Microevolution of group A streptococci in vivo: capturing regulatory networks engaged in sociomicrobiology, niche adaptation, and hypervirulence

Abstract

The onset of infection and the switch from primary to secondary niches are dramatic environmental changes that not only alter bacterial transcriptional programs, but also perturb their sociomicrobiology, often driving minor subpopulations with mutant phenotypes to prevail in specific niches. Having previously reported that M1T1 Streptococcus pyogenes become hypervirulent in mice due to selection of mutants in the covRS regulatory genes, we set out to dissect the impact of these mutations in vitro and in vivo from the impact of other adaptive events. Using a murine subcutaneous chamber model to sample the bacteria prior to selection or expansion of mutants, we compared gene expression dynamics of wild type (WT) and previously isolated animal-passaged (AP) covS mutant bacteria both in vitro and in vivo, and we found extensive transcriptional alterations of pathoadaptive and metabolic gene sets associated with invasion, immune evasion, tissue-dissemination, and metabolic reprogramming. In contrast to the virulence-associated differences between WT and AP bacteria, Phenotype Microarray analysis showed minor in vitro phenotypic differences between the two isogenic variants. Additionally, our results reflect that WT bacteria's rapid host-adaptive transcriptional reprogramming was not sufficient for their survival, and they were outnumbered by hypervirulent covS mutants with SpeB(-)/Sda(high) phenotype, which survived up to 14 days in mice chambers. Our findings demonstrate the engagement of unique regulatory modules in niche adaptation, implicate a critical role for bacterial genetic heterogeneity that surpasses transcriptional in vivo adaptation, and portray the dynamics underlying the selection of hypervirulent covS mutants over their parental WT cells.

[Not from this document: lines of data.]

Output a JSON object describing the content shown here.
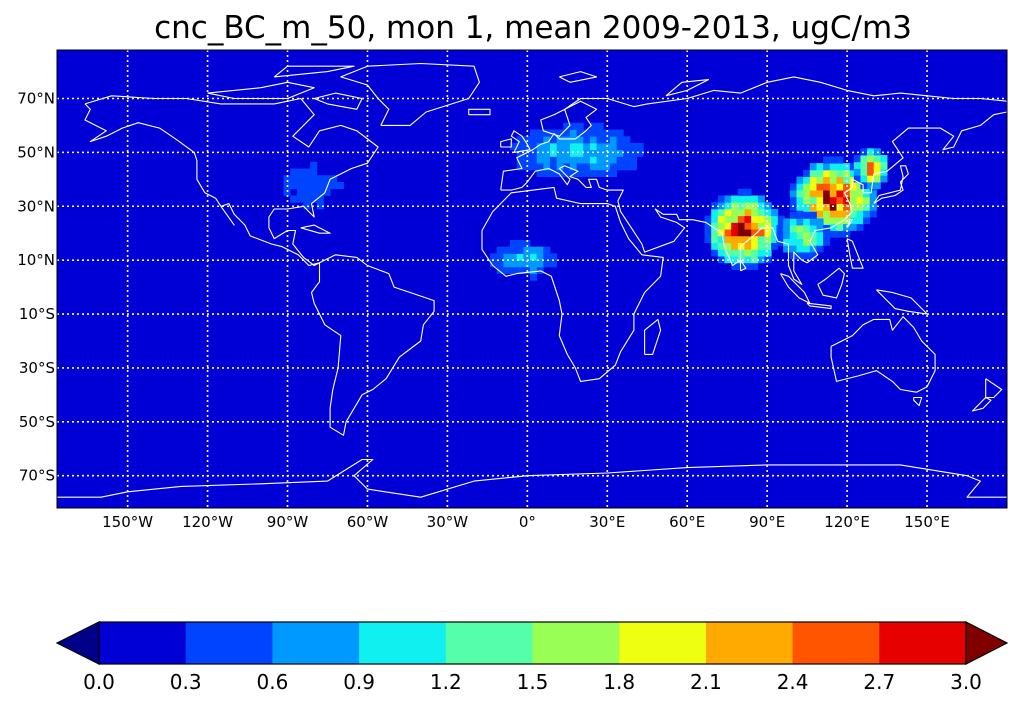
{
  "chart_data": {
    "type": "heatmap",
    "title": "cnc_BC_m_50, mon 1, mean 2009-2013, ugC/m3",
    "map": {
      "projection": "equirectangular",
      "lon_range": [
        -180,
        180
      ],
      "lat_range": [
        -90,
        90
      ],
      "background_color": "#0000d6",
      "coastline_color": "#ffffff",
      "grid": "on (white dotted)",
      "x_ticks": [
        {
          "value": -150,
          "label": "150°W"
        },
        {
          "value": -120,
          "label": "120°W"
        },
        {
          "value": -90,
          "label": "90°W"
        },
        {
          "value": -60,
          "label": "60°W"
        },
        {
          "value": -30,
          "label": "30°W"
        },
        {
          "value": 0,
          "label": "0°"
        },
        {
          "value": 30,
          "label": "30°E"
        },
        {
          "value": 60,
          "label": "60°E"
        },
        {
          "value": 90,
          "label": "90°E"
        },
        {
          "value": 120,
          "label": "120°E"
        },
        {
          "value": 150,
          "label": "150°E"
        }
      ],
      "y_ticks": [
        {
          "value": 70,
          "label": "70°N"
        },
        {
          "value": 50,
          "label": "50°N"
        },
        {
          "value": 30,
          "label": "30°N"
        },
        {
          "value": 10,
          "label": "10°N"
        },
        {
          "value": -10,
          "label": "10°S"
        },
        {
          "value": -30,
          "label": "30°S"
        },
        {
          "value": -50,
          "label": "50°S"
        },
        {
          "value": -70,
          "label": "70°S"
        }
      ]
    },
    "colorbar": {
      "levels": [
        0.0,
        0.3,
        0.6,
        0.9,
        1.2,
        1.5,
        1.8,
        2.1,
        2.4,
        2.7,
        3.0
      ],
      "tick_labels": [
        "0.0",
        "0.3",
        "0.6",
        "0.9",
        "1.2",
        "1.5",
        "1.8",
        "2.1",
        "2.4",
        "2.7",
        "3.0"
      ],
      "colors": [
        "#0000d6",
        "#0044ff",
        "#0099ff",
        "#11f0f0",
        "#55ffaa",
        "#99ff55",
        "#eeff11",
        "#ffaa00",
        "#ff5500",
        "#e60000"
      ],
      "under_color": "#000088",
      "over_color": "#800000",
      "extend": "both"
    },
    "hotspots": [
      {
        "region": "Indo-Gangetic plain (India)",
        "lon": [
          68,
          92
        ],
        "lat": [
          8,
          32
        ],
        "peak": 3.0
      },
      {
        "region": "Eastern China",
        "lon": [
          100,
          128
        ],
        "lat": [
          20,
          44
        ],
        "peak": 3.0
      },
      {
        "region": "Korea / NE China",
        "lon": [
          124,
          132
        ],
        "lat": [
          38,
          48
        ],
        "peak": 2.5
      },
      {
        "region": "Southeast Asia",
        "lon": [
          95,
          110
        ],
        "lat": [
          12,
          24
        ],
        "peak": 1.8
      },
      {
        "region": "Europe",
        "lon": [
          -10,
          45
        ],
        "lat": [
          40,
          58
        ],
        "peak": 1.0
      },
      {
        "region": "West Africa",
        "lon": [
          -15,
          10
        ],
        "lat": [
          4,
          14
        ],
        "peak": 1.0
      },
      {
        "region": "Eastern USA",
        "lon": [
          -95,
          -70
        ],
        "lat": [
          28,
          45
        ],
        "peak": 0.6
      }
    ]
  }
}
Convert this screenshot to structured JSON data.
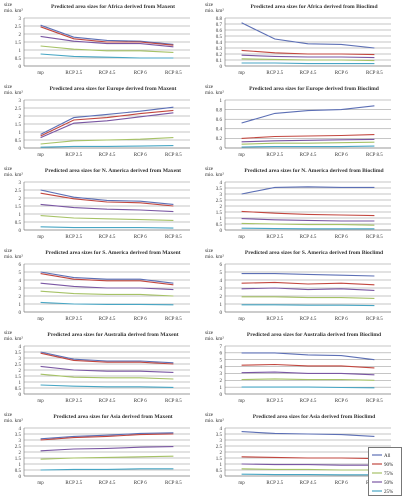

Figure 1. Hybridization scheme.

Diagram showing the cyclic hybridization scheme followed in the microarray experiments.

Figure 2. Pathovivogram of expression microarrays.

Heat maps of clustered normalized expression values from biological replicates showing ten major coexpression clusters (CCs). Shades of red: upregulation; shades of blue: downregulation; black: expression value below threshold. CC1-CC3 are clusters that differentiate bacteria grown in vitro from those grown in vivo (vivogram) and represent the adaptational transcriptional program. CC4-CC10 are clusters that differentiate WT from AP bacteria (pathogram), all of which but CC7 represent transcriptional differences driven largely by the AP mutation. CC7 represents transcriptional differences driven both by mutation and by in vivo adaptation. The right column displays the subsystems (SS) and neighbor clusters (NC) to which these genes belong. A higher resolution version of this figure is provided online as Figure S2. Detailed annotations are provided in Table S1.

Figure 3. Neighbor clustering of significantly differentially expressed genes mapped to M1 SF370 genome.

Fold-change ratios of significantly differentially expressed genes (P<0.05) are mapped to ORFs of the M1 SF370 genome (the M1 strain used as core for the microarray). SF370 prophages are shown, including those absent in M1T1. The graph shows sets of contiguous genes with similar coexpression patterns. A higher resolution version of the figure is provided online as Figure S4.

Figure 4. Examples of clusters of biological interest.

The correlation between different methods of analysis of five clusters is shown. The left panel includes the different clusters detected by the NC method. The middle panels display heat maps of five coexpression clusters representing different patterns (CC4, SpeB operon; CC6, SLS operon and Trx locus; CC8, Mga locus; CC9, Has operon). The corresponding NC graphs for genes within these clusters are shown in the right panels.

Figure 5. Genomic subsystems represented by the significantly differentially regulated genes.

Annotations and subsystem classification are based on NMPDR annotations as of October 2009. Subsystem classification has been manually verified and amended when necessary.